La Cour de justice de l’Union européenne, par un arrêt rendu en sa dixième chambre le 30 janvier 2020, apporte des précisions sur la notion de bière de malt. Entre mai 2011 et mai 2013, un fabricant a produit une boisson alcoolique composée d’extraits de malt, de sirop de glucose et d’eau. L’administration fiscale a contesté la qualification de bière retenue par le contribuable au motif que le sirop de glucose constituait l’ingrédient principal. Les juridictions administratives polonaises ont confirmé ce redressement, entraînant des poursuites pénales pour fraude fiscale contre le dirigeant de la structure concernée. Par un jugement du 21 juin 2017, le Tribunal d’arrondissement de Piotrków Trybunalski a reconnu le prévenu coupable d’infractions aux droits d’accises. Saisi en appel, le Tribunal régional de Piotrków Trybunalski a décidé de surseoir à statuer pour interroger la juridiction européenne sur l’interprétation de la directive 92/83. La question posée vise à déterminer si un produit dont les ingrédients non maltés sont prépondérants peut conserver la qualification douanière de bière de malt. La Cour répond positivement en soulignant que la réglementation n’impose aucun pourcentage minimal de malt ni de moment précis pour l’adjonction du glucose. Toutefois, cette classification demeure subordonnée à la condition que les propriétés organoleptiques du breuvage final correspondent effectivement à celles d’une bière traditionnelle. L’analyse portera d’abord sur la souplesse des critères de composition retenus par les juges avant d’étudier l’importance déterminante de l’examen sensoriel du produit.
I. Une interprétation souple des critères de composition de la bière de malt
A. L’absence de seuil minimal d’ingrédients maltés
La nomenclature combinée ne fixe aucune proportion minimale de céréales pour la fabrication d’un produit destiné à recevoir la qualification de bière. Les juges soulignent que si la position 2203 vise les « bières de malt », ce libellé ne permet pas de déduire une exigence quantitative précise. Cette lecture libérale s’appuie sur les notes explicatives du système harmonisé qui admettent l’usage de céréales non maltées pour la préparation du moût. La Cour précise alors qu’une « proportion de ces ingrédients non maltés » supérieure à celle du malt ne constitue pas un obstacle au classement tarifaire. Cette solution favorise la liberté industrielle des producteurs tout en respectant la lettre d’une réglementation européenne dépourvue de seuils techniques contraignants.

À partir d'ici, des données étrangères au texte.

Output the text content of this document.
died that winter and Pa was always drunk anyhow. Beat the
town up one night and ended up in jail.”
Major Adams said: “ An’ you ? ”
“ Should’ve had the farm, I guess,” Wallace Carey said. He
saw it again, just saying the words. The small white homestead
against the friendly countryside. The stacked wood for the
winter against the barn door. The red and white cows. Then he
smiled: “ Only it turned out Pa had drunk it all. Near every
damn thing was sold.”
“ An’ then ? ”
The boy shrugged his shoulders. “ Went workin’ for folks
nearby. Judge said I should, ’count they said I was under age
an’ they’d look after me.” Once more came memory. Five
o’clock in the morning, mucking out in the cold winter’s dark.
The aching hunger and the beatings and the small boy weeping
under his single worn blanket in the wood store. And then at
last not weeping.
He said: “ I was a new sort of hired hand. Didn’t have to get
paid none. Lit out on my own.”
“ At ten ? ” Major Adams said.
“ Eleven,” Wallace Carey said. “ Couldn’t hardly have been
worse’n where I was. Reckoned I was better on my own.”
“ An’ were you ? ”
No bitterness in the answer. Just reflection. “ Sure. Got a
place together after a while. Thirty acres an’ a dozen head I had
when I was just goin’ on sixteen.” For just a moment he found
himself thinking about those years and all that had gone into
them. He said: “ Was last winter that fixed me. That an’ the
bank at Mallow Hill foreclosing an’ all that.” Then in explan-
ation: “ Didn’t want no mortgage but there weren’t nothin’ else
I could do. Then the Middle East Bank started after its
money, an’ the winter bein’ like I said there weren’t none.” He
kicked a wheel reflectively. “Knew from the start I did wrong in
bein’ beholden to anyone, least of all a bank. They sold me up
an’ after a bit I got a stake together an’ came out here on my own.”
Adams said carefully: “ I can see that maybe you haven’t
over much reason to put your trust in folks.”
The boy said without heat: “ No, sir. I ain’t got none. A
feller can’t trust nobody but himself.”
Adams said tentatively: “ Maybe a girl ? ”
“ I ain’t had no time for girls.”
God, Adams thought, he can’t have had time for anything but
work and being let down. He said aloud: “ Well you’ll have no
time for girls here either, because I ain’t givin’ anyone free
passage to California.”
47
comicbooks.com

B. La licéité de l’adjonction précoce de glucose
Le moment de l’introduction du sucre dans le processus de fabrication n’affecte pas non plus la qualification fiscale de la boisson fermentée obtenue. La juridiction constate que la présence de sirop de glucose dans la composition du moût « n’est pas proscrite par la nomenclature combinée ». L’adjonction de substances aromatiques ou sucrantes peut intervenir en cours de fermentation sans que le moût doive être exempt de telles matières premières. Cette approche pragmatique écarte l’interprétation stricte de l’administration qui exigeait que l’ajout de glucose ne puisse avoir lieu qu’après l’achèvement du processus chimique. Le droit de l’Union privilégie ainsi une définition large du produit qui englobe diverses méthodes de production modernes et des compositions hétérogènes.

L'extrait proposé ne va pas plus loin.